I pull back just enough to look into her eyes, letting her see exactly what I'm thinking.

Her eyes darken, and for a moment she just stares at me. Then a sexy smile spreads across her lips. “That's quite a proposition.” She takes a sip of her martini, never breaking eye contact. “And what makes you think I'm the kind of woman who goes to hotel rooms with strangers?”

“Maybe the better question is, do you want to be?”

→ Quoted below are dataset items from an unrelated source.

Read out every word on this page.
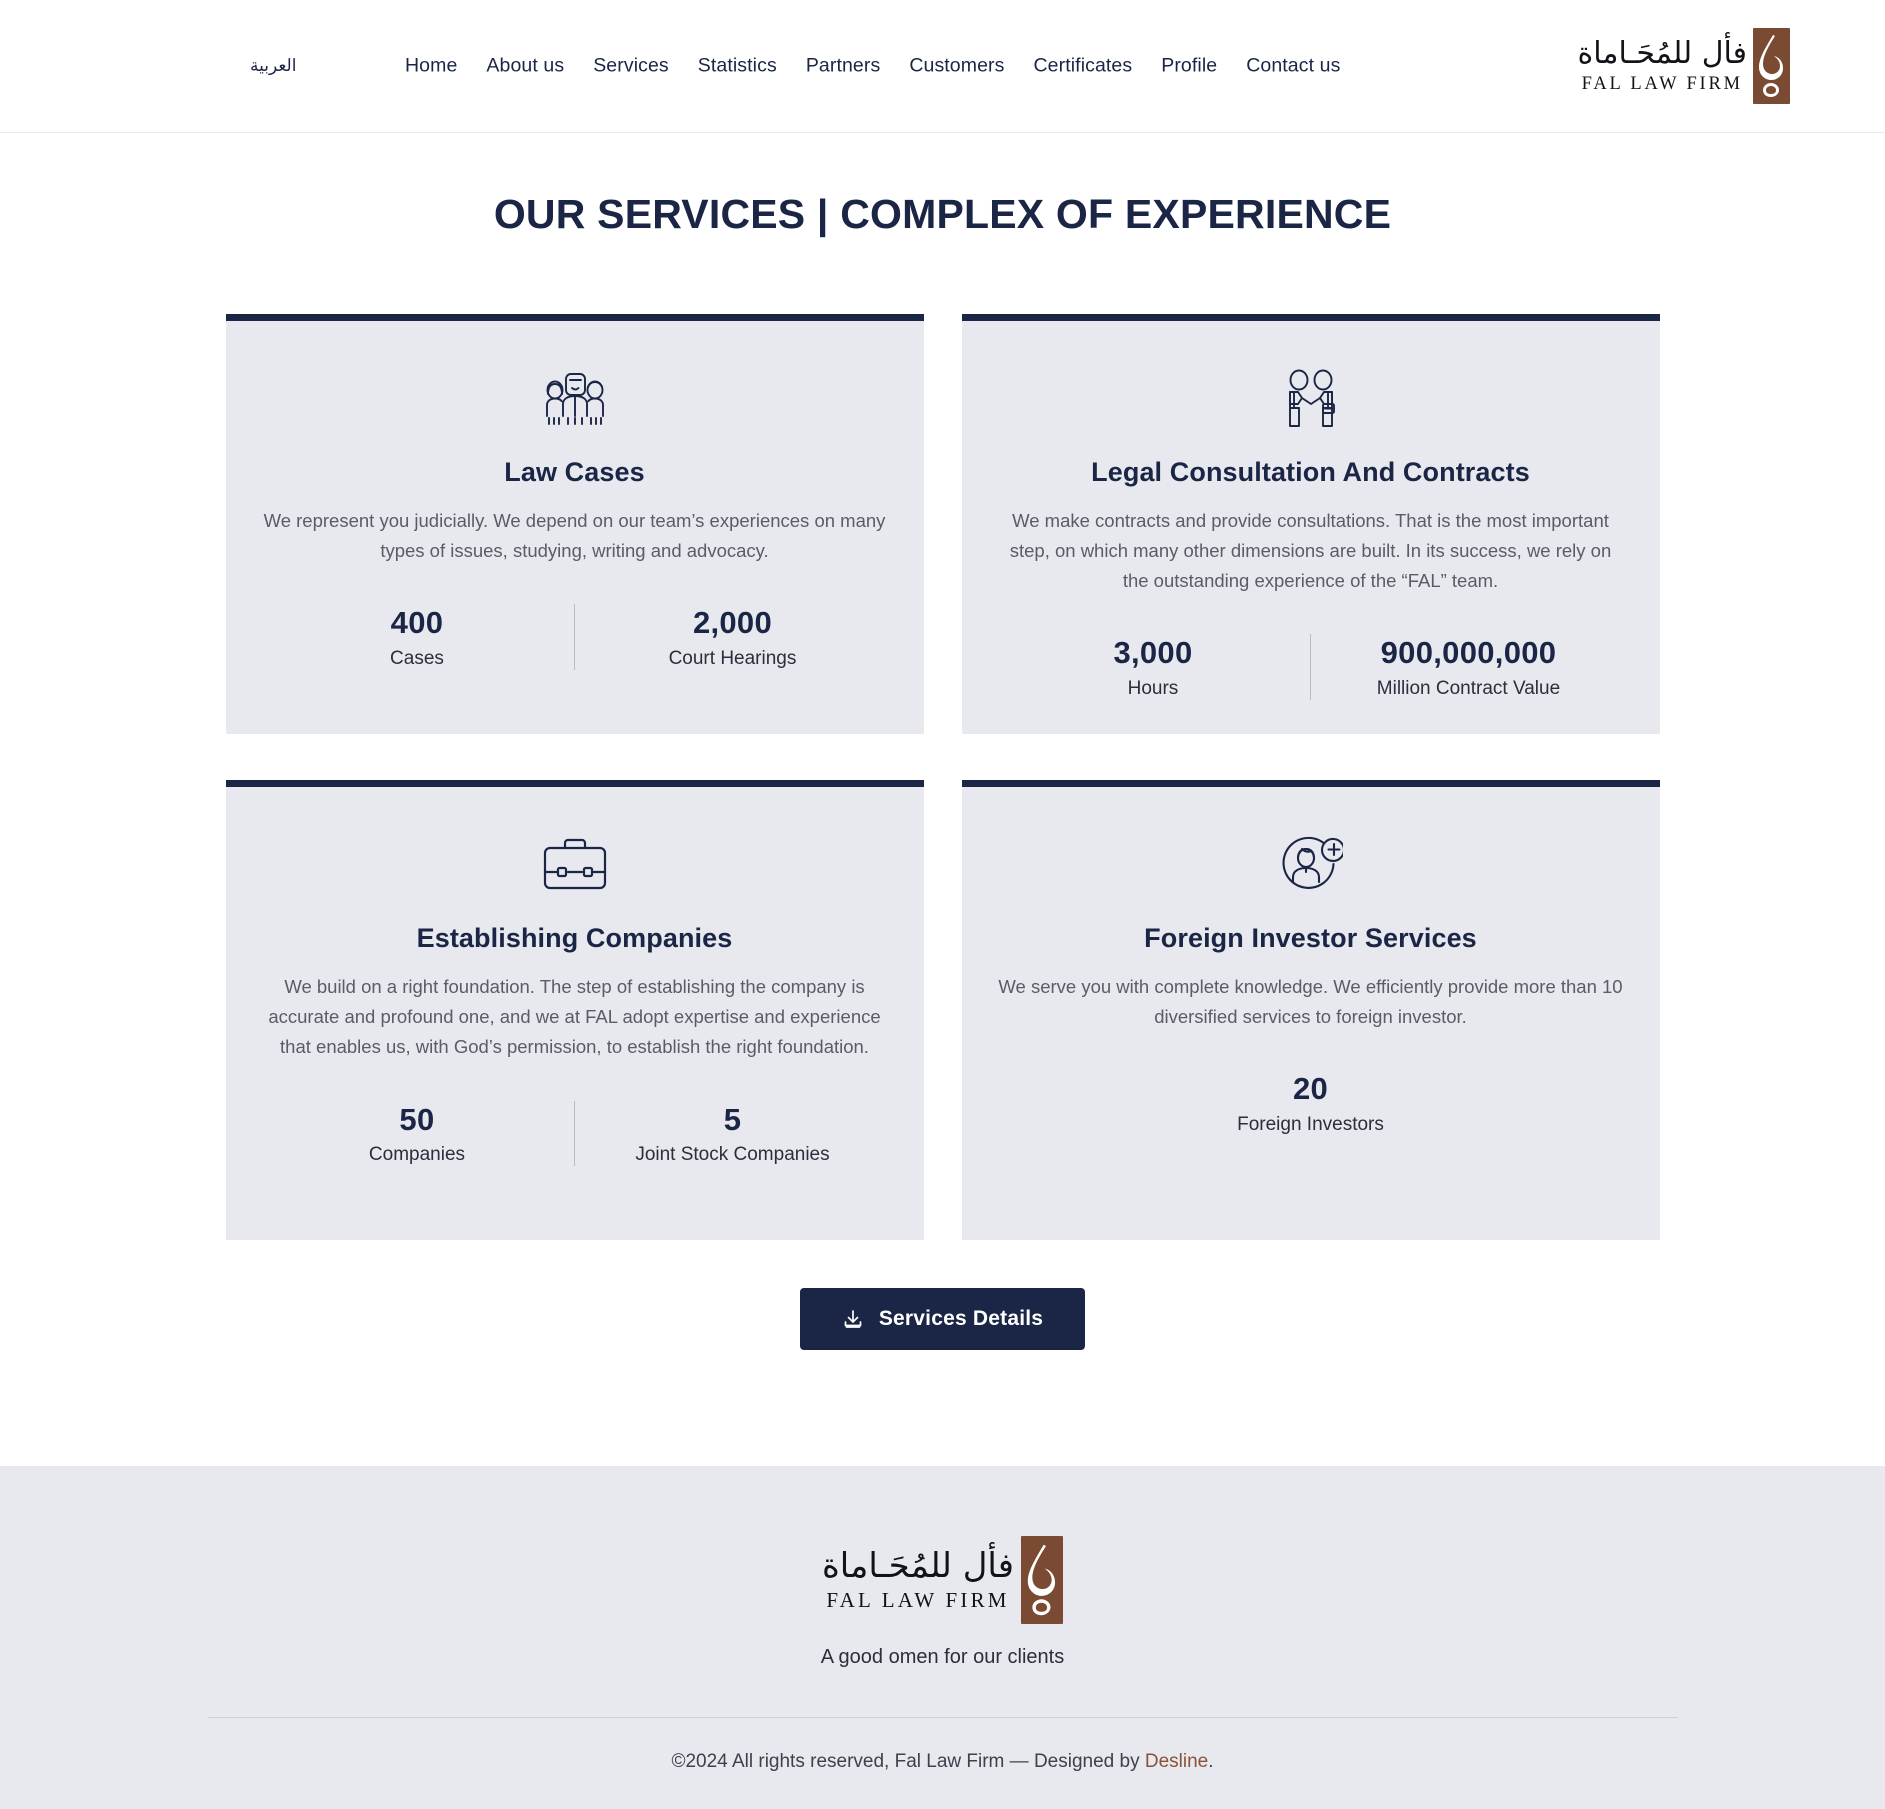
العربية	Home About us Services Statistics Partners Customers Certificates Profile Contact us	فأل للمُحَـاماة
FAL LAW FIRM
OUR SERVICES | COMPLEX OF EXPERIENCE
Law Cases

We represent you judicially. We depend on our team’s experiences on many types of issues, studying, writing and advocacy.

400
Cases
2,000
Court Hearings
Legal Consultation And Contracts

We make contracts and provide consultations. That is the most important step, on which many other dimensions are built. In its success, we rely on the outstanding experience of the “FAL” team.

3,000
Hours
900,000,000
Million Contract Value
Establishing Companies

We build on a right foundation. The step of establishing the company is accurate and profound one, and we at FAL adopt expertise and experience that enables us, with God’s permission, to establish the right foundation.

50
Companies
5
Joint Stock Companies
Foreign Investor Services

We serve you with complete knowledge. We efficiently provide more than 10 diversified services to foreign investor.

20
Foreign Investors
Services Details
فأل للمُحَـاماة
FAL LAW FIRM

A good omen for our clients

©2024 All rights reserved, Fal Law Firm — Designed by Desline.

She sets her glass down slowly. “You're assuming I haven't already decided.”

“Have you?”

“The moment you asked.” She leans forward again, close enough that her breath tickles my ear. “But I have one condition, Nova.”

The way she says my name sends heat straight to my cock. My pulse kicks up. “Name it.”

“This is just tonight. No numbers, no promises.” Her voice is barely above a whisper. “Whatever this is, it doesn’t go beyond tonight.”

That's exactly the kind of arrangement I prefer. No strings, no complications. “Just tonight.”

She finishes her drink in one long pull, then stands. “Then what are we waiting for?”

I'm already reaching for my wallet, throwing enough cash on the bar to cover our drinks and a generous tip.

“Second thoughts?” she teases.

“Just wondering if you're going to disappear on me in the elevator,” I throw back with a grin.

She smirks. “Only one way to find out.”